第二日,朱棣一样清早出门,但到黄昏未归,只派禄存回来报信,叫仪华先用膳。
仪华问禄存殿下因何事耽搁,禄存这才想起未与主子统一口径,只得信口胡诌:“回王妃的话,爷和曹国公家的大公子出去跑马了。”
明知人家想他,他却在外跟旁人快活。
仪华忽然有点懂母亲对父亲的怨念。
“男人这东西,天生有点贱贱的,你也别待他太好,别上来就把一颗心掏给他,否则他容易看轻你”,回门时母亲说的这句话被她翻出来反复咀嚼。
待到朱棣晚间回来,知道仪华还未用膳,刚要骂禄存,扭头却见那小子不知何时跑了,推了长庚来顶班,又气又笑,冲长庚道:“你给我把刘禄存抓回来,让他说说他怎么当差的,为何不劝着王妃用膳。”又环抱着仪华心疼道:“我……我被大哥留下议事,在他那用过些点心的。下回我回来得晚,你便先用膳罢,不必等我,饿着伤肠胃。”

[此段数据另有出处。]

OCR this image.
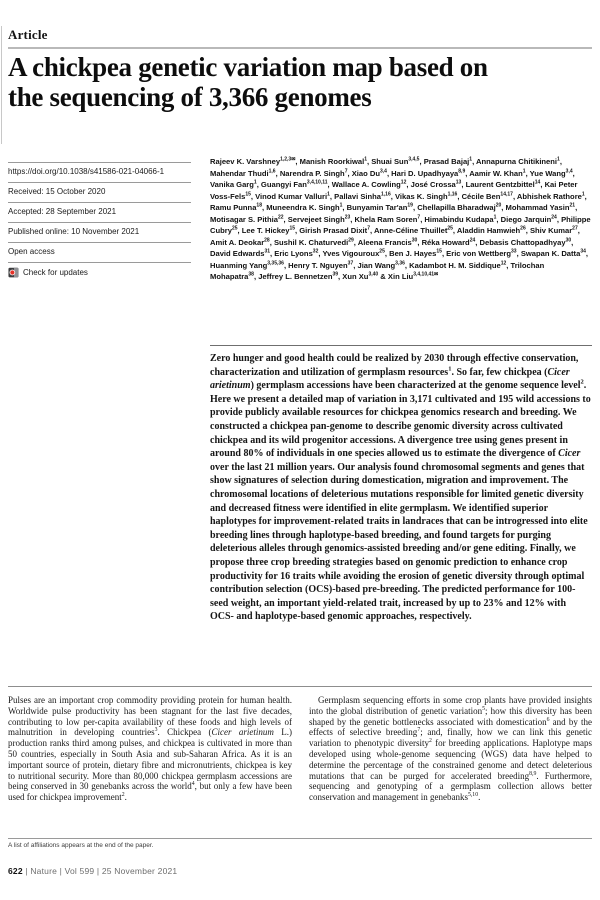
Article
A chickpea genetic variation map based on
the sequencing of 3,366 genomes
https://doi.org/10.1038/s41586-021-04066-1
Received: 15 October 2020
Accepted: 28 September 2021
Published online: 10 November 2021
Open access
Check for updates
Rajeev K. Varshney$^{1,2,3✉}$, Manish Roorkiwal$^1$, Shuai Sun$^{3,4,5}$, Prasad Bajaj$^1$, Annapurna Chitikineni$^1$, Mahendar Thudi$^{1,6}$, Narendra P. Singh$^7$, Xiao Du$^{3,4}$, Hari D. Upadhyaya$^{8,9}$, Aamir W. Khan$^1$, Yue Wang$^{3,4}$, Vanika Garg$^1$, Guangyi Fan$^{3,4,10,11}$, Wallace A. Cowling$^{12}$, José Crossa$^{13}$, Laurent Gentzbittel$^{14}$, Kai Peter Voss-Fels$^{15}$, Vinod Kumar Valluri$^1$, Pallavi Sinha$^{1,16}$, Vikas K. Singh$^{1,16}$, Cécile Ben$^{14,17}$, Abhishek Rathore$^1$, Ramu Punna$^{18}$, Muneendra K. Singh$^1$, Bunyamin $Tar'an^{19}$, Chellapilla Bharadwaj$^{20}$, Mohammad Yasin$^{21}$, Motisagar S. Pithia$^{22}$, Servejeet Singh$^{23}$, Khela Ram Soren$^7$, Himabindu Kudapa$^1$, Diego Jarquin$^{24}$, Philippe Cubry$^{25}$, Lee T. Hickey$^{15}$, Girish Prasad Dixit$^7$, Anne-Céline Thuillet$^{25}$, Aladdin Hamwieh$^{26}$, Shiv Kumar$^{27}$, Amit A. Deokar$^{28}$, Sushil K. Chaturvedi$^{29}$, Aleena Francis$^{30}$, Réka Howard$^{24}$, Debasis Chattopadhyay$^{30}$, David Edwards$^{31}$, Eric Lyons$^{32}$, Yves Vigouroux$^{25}$, Ben J. Hayes$^{15}$, Eric von Wettberg$^{33}$, Swapan K. Datta$^{34}$, Huanming Yang$^{3,35,36}$, Henry T. Nguyen$^{37}$, Jian Wang$^{3,36}$, Kadambot H. M. Siddique$^{12}$, Trilochan Mohapatra$^{38}$, Jeffrey L. Bennetzen$^{39}$, Xun Xu$^{3,40}$ & Xin Liu$^{3,4,10,41✉}$

Zero hunger and good health could be realized by 2030 through effective conservation, characterization and utilization of germplasm resources$^1$. So far, few chickpea (Cicer arietinum) germplasm accessions have been characterized at the genome sequence level$^2$. Here we present a detailed map of variation in 3,171 cultivated and 195 wild accessions to provide publicly available resources for chickpea genomics research and breeding. We constructed a chickpea pan-genome to describe genomic diversity across cultivated chickpea and its wild progenitor accessions. A divergence tree using genes present in around 80% of individuals in one species allowed us to estimate the divergence of Cicer over the last 21 million years. Our analysis found chromosomal segments and genes that show signatures of selection during domestication, migration and improvement. The chromosomal locations of deleterious mutations responsible for limited genetic diversity and decreased fitness were identified in elite germplasm. We identified superior haplotypes for improvement-related traits in landraces that can be introgressed into elite breeding lines through haplotype-based breeding, and found targets for purging deleterious alleles through genomics-assisted breeding and/or gene editing. Finally, we propose three crop breeding strategies based on genomic prediction to enhance crop productivity for 16 traits while avoiding the erosion of genetic diversity through optimal contribution selection (OCS)-based pre-breeding. The predicted performance for 100-seed weight, an important yield-related trait, increased by up to 23% and 12% with OCS- and haplotype-based genomic approaches, respectively.

Pulses are an important crop commodity providing protein for human health. Worldwide pulse productivity has been stagnant for the last five decades, contributing to low per-capita availability of these foods and high levels of malnutrition in developing countries$^3$. Chickpea (Cicer arietinum L.) production ranks third among pulses, and chickpea is cultivated in more than 50 countries, especially in South Asia and sub-Saharan Africa. As it is an important source of protein, dietary fibre and micronutrients, chickpea is key to nutritional security. More than 80,000 chickpea germplasm accessions are being conserved in 30 genebanks across the world$^4$, but only a few have been used for chickpea improvement$^2$.
Germplasm sequencing efforts in some crop plants have provided insights into the global distribution of genetic variation$^5$; how this diversity has been shaped by the genetic bottlenecks associated with domestication$^6$ and by the effects of selective breeding$^7$; and, finally, how we can link this genetic variation to phenotypic diversity$^2$ for breeding applications. Haplotype maps developed using whole-genome sequencing (WGS) data have helped to determine the percentage of the constrained genome and detect deleterious mutations that can be purged for accelerated breeding$^{8,9}$. Furthermore, sequencing and genotyping of a germplasm collection allows better conservation and management in genebanks$^{5,10}$.
A list of affiliations appears at the end of the paper.
622 | Nature | Vol 599 | 25 November 2021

仪华怨怨地瞥他一眼道:“殿下这会儿知道心疼妾,刚刚与李景隆跑马时,可曾想起妾?怕是忘记自己纳过妃了罢?”她刻意将“与李景隆跑马”六个字重读念了。
禄存被长庚擒回来,走到殿门前,正听见这句,咽了咽唾沫,硬着头皮在门前跪下。
朱棣则是一愣,扭头去看禄存,目露质问,禄存忙低头伏在地上。
朱棣只得自己圆谎道:“我……我先陪大哥议事完,又陪大哥,带着李景隆,去跑了圈马。”
朱棣说完去打量仪华,一看仪华的眼神,便知她不信。
这对主仆,平日机敏默契,今日撒谎都没事先对好词儿。
“阿蓝,我乏了,去准备安置罢。”仪华吩咐道。
阿蓝从禄存旁边过,轻轻蹴了他一脚,小声骂他:“骗子。”
“还没用膳呢,怎么好安置?”朱棣赔笑道:“我又饿了,不如咱们一同用膳罢。”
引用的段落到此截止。